So, you want to get started in UX. Excellent. Welcome, we need all the talent we can get. But before you learn the ins and outs of the UX design process, how does a complete beginner get started? After all, UX is all things to all people and you’ll have to become an expert in human research, prototyping, visual design and front-end code, right? And those are just the hard skills.
You also need to master facilitation, balance collaborative work with your own creative vision, fall in love with your work but always be open to feedback, tease the key insights out of quiet people and get dominant personalities to (constructively) keep quiet. Plus, you’ll have to sell the benefits of UX to your organization and clients.
Gosh. Where to start?
1. Get frustrated
Maybe it infuriates you how your banking app makes you log in every time you open it, even if you just flicked over to an email to check the amount on a receipt. Perhaps you can’t understand why the milk and the cheese are at opposite ends of the supermarket when you expect them to be in the same fridge. Or maybe your Netflix session becomes stunted while your PlayStation completes an update you didn’t ask for.
Everything is designed, even if only by accident, and life is full of experiences optimized for something other than you. Train yourself to notice and analyze these sub-optimal experiences and articulate why and how you’d make the better.
2. You already work in UX, so get on with your job
If you work in products or services in any capacity at all then you are – or should be – already working to improve the experience of users and customers. You may not be a UX designer yet, but these roles can certainly be a good starting point to getting there. What insight does your role give you that others are not so exposed to?
If you work in support, you’re probably well aware of what many users’ recurring pain points are. If you’re an analyst, you’ll understand what’s consistently challenging. And if you’re in sales, you’ll know how to identify what gets people excited.
Capture your unique insights and find a designer or product lead to share them with and I guarantee they’ll thank you. Follow up on this, and build on that relationship. This will let you test the realities of UX work and could be the first step that leads to further UX training and potentially an internal role transition. Even more importantly it will give you something tangible to talk about when you start interviewing as a freelance or junior UX designer.
UX is a vast discipline, and a great deal has been written about it by both experts and amateurs. Amid this sea of material the difficulty for beginners can be knowing what to focus on that will actually aid the learning process. It can be easy to get lost in everything that stumbles into your Twitter feed.
A good tip to navigate all of this information is to pick just two topics to focus on and forcing yourself to change topics every couple of weeks.
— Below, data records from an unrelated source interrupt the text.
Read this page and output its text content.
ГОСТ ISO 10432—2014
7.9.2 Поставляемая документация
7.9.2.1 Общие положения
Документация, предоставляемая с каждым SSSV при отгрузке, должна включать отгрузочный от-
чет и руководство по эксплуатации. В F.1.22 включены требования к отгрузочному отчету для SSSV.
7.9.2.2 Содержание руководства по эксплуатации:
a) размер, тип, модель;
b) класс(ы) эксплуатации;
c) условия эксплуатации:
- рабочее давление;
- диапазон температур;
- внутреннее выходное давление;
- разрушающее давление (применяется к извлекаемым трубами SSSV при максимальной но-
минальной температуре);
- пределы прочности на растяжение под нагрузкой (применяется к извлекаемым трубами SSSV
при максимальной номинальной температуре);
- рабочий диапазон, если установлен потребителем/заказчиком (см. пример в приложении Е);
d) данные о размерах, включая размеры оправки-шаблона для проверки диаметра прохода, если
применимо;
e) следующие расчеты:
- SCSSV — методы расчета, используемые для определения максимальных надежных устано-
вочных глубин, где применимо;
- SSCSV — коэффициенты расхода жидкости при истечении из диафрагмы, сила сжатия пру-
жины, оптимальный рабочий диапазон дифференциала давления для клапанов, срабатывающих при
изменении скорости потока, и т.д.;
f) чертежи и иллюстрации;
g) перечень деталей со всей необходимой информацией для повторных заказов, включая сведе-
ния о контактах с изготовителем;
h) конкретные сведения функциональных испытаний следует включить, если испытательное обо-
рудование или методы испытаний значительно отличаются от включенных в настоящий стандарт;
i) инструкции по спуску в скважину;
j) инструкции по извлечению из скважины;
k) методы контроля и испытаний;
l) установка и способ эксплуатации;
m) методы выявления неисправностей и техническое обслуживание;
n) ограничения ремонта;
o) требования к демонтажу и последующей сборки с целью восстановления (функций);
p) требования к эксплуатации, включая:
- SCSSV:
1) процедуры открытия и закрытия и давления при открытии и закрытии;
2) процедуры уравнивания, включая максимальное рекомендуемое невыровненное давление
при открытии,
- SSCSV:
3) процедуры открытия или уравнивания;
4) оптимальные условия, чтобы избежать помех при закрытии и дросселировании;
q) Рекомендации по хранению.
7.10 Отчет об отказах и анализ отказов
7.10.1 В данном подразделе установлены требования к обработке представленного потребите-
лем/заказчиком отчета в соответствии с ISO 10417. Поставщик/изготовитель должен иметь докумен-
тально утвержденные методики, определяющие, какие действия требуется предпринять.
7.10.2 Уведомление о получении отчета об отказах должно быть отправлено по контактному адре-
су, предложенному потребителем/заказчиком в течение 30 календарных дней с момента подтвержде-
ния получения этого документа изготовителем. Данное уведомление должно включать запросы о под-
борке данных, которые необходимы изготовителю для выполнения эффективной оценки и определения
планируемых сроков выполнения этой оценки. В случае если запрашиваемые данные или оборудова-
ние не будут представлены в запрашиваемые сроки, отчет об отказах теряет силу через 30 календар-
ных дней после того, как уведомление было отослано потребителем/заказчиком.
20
This method of learning helps you to absorb a lot of information without exhausting yourself, getting bored or overwhelmed.
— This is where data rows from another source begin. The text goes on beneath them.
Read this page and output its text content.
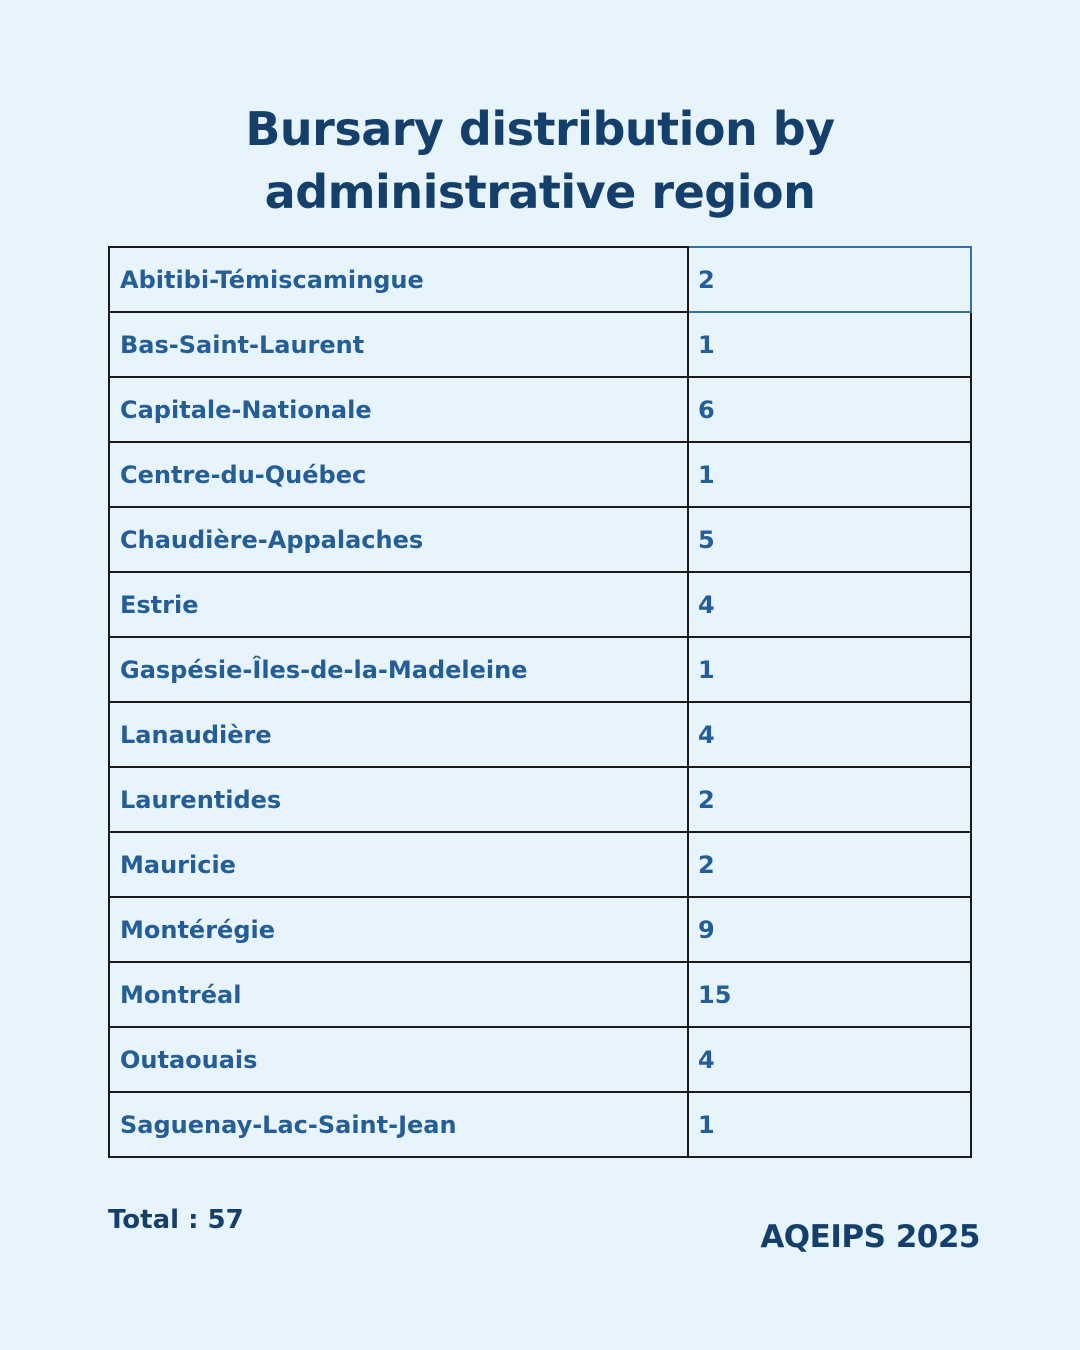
Bursary distribution by
administrative region
Abitibi-Témiscamingue	2
Bas-Saint-Laurent	1
Capitale-Nationale	6
Centre-du-Québec	1
Chaudière-Appalaches	5
Estrie	4
Gaspésie-Îles-de-la-Madeleine	1
Lanaudière	4
Laurentides	2
Mauricie	2
Montérégie	9
Montréal	15
Outaouais	4
Saguenay-Lac-Saint-Jean	1
Total : 57	AQEIPS 2025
On the plus side, one of the joys of working in UX is the sheer abundance of excellent research materials and tools available to you. There’s a huge buzz around UX design right now so take advantage of what’s out there both online and in print. Three books that are essential to beginners and will endure well beyond the first read are:
- The Design of Everyday Things by Don Norman will change what you think design is;
- Lean UX by Jeff Gothelf is a manual for a modern, real-world design process; and
- Just Enough Research by Erika Hall is packed with practical advice on how to learn what users need and why.
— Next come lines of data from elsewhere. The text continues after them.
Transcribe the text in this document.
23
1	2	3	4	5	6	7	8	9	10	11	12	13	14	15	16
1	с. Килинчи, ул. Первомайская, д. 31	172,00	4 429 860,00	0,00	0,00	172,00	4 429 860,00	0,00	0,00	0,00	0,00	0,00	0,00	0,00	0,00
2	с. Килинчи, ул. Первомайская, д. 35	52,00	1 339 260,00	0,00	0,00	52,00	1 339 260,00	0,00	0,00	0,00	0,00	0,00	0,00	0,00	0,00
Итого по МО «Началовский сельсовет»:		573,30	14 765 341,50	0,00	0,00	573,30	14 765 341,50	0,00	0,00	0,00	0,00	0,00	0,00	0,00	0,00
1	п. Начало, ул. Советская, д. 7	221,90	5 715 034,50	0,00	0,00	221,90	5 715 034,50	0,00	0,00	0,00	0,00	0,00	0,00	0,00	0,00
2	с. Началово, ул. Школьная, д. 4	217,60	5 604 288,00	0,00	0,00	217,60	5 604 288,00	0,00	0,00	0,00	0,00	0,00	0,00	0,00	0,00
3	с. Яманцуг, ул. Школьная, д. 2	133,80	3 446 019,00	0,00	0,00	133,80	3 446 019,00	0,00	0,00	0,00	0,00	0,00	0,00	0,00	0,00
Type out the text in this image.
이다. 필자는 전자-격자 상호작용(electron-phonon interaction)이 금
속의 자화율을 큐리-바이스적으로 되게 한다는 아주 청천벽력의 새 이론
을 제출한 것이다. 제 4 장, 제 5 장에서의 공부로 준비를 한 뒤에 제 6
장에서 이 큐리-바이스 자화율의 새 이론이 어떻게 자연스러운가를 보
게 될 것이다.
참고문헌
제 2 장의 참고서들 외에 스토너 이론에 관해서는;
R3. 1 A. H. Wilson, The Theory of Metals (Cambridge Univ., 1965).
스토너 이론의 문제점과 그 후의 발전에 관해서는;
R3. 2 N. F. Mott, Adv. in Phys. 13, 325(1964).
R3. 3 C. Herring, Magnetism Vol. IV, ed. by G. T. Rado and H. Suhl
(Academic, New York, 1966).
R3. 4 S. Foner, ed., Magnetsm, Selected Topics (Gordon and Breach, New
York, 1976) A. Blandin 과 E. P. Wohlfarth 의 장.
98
Starting with these books will provide you with a wider context and framework for UX, information that will prove invaluable when you’re identifying areas which you’d like to learn more about. Keeping your focus is essential at this stage because you’ll find there’s a nonstop stream of conference videos, blog posts and podcasts from industry leaders just a click away and it can be rather overwhelming for someone new to the field.
4. Get formal
Doing a UX course will provide structure and focus to your endeavours. The busier your life is, the more useful a structured course will be.
The ability to use all of your time doing (rather than consuming) will allow you to see a personal project right through the user-centered design process and provide material for your portfolio and potential interviews. This is essential because every UX interview is going to focus predominantly on what you’ve worked on and your practical experience in the field.
You have plenty of choice. User Experience: The complete guide to usability and UX by Dr David Travis provides a clear framework, is perfectly pitched and is packed with real-world examples. CareerFoundry’s UX Design course is a significant commitment that is both hugely challenging and incredibly rewarding. You are partnered with an experienced mentor who expects to see your output on a regular basis. There is no place to hide, which is the ultimate motivator.
I took both of these courses when I was already working in UX yet I still routinely draw on the lessons, materials and techniques that I learned.
5. Stop reading this blog
If you know that you want to work in UX and you need a complete guide to launching your career you cannot do better than “Get Started in UX” from UX Mastery. For the price of a pizza this brilliant e-book covers everything you need to know in a simple six-step process.
For more detail, check out CareerFoundry’s blog post, The UX Design Process, which describes each stage of what a UX designer does when working on a project, and gives you exercises you can try out at home.
UX is a fascinating, exciting, frustrating, diverse umbrella and it can be hard to put a finger on exactly what it is. I say, who cares – find the areas that fascinate and excite you, focus on both learning and doing them, and repeat. You may end up as a UX designer.
If not, you’re sure to have picked up skills that will serve you well whatever your job title is… and I guarantee you’ll have had some fun along the way.